(246e) A Comprehensive Insulin Signaling Model for Predicting Phenotypes Using Expression Data

The insulin signal transduction
pathway is an active area of biomedical research. In this pathway, the peptide
insulin binds to the insulin receptor, and initiates a complex signal
transduction cascade that ultimately results in the transport of the glucose
transporter GLUT4 to the plasma membrane. There is currently immense interest
in developing a comprehensive mathematical model for this pathway that
incorporates newly-uncovered information including feedback mechanisms in the
pathway (Sogard P, et al., Acta Physiol. Scand.183: 125-126, 2005.).

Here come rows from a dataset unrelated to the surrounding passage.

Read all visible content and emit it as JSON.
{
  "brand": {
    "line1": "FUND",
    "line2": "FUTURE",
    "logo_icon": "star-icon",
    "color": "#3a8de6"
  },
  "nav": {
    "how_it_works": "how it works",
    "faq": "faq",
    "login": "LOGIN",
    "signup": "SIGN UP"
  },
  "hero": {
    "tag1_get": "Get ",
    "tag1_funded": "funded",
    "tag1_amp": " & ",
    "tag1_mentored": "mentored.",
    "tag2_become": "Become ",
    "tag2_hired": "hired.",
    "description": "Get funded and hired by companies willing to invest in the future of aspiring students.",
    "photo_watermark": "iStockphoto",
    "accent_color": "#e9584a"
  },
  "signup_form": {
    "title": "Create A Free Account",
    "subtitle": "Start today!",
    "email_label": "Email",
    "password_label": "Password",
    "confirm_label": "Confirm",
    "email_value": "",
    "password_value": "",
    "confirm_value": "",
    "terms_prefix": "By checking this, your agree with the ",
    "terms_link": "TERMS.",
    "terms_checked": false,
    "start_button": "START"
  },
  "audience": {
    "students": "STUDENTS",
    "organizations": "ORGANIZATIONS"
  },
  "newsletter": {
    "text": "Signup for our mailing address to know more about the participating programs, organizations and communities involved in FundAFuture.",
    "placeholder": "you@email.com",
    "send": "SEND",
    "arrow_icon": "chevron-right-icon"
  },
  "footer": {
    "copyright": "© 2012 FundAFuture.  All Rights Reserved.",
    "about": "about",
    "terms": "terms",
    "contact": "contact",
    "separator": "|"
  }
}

In this presentation, we will
report a comprehensive mathematical model of the insulin signaling pathway. This
model will incorporate downstream signaling events between the protein kinases
(PKC, Akt) and GLUT4 translocation, based on recent findings in this area. The model
will also include recently elucidated feedback mechanisms in this pathway. Both
these features enable more accurate prediction of metabolic events by the
model, and have not been included in previous models of insulin signaling. In
addition, we will report an analysis of the feedback mechanisms in this pathway,
from a system dynamics perspective. This is expected to provide insights on
regulation within this pathway.

Furthermore, we will report the
use of this model to predict insulin sensitivities and phenotypes from experimental
gene expression data including microarray analysis of glycerol kinase-knockout
(Gyk k/o) mice. Preliminary analysis using the model predicted that certain
genes with altered expression in the Gyk k/o mice confer decreased insulin
sensitivity. The analysis with the extended model will explain, at least
partly, why patients with glycerol kinase deficiency (an inherited human
disorder) develop insulin resistance.

The mathematical model reported
here will thus provide a novel use of a metabolic engineering tool (pathway analysis)
to translate gene expression data into insulin sensitivity, an important
biomedical indicator of phenotype.

Keywords: Insulin signaling, GLUT4,
mathematical model, microarray, glycerol kinase.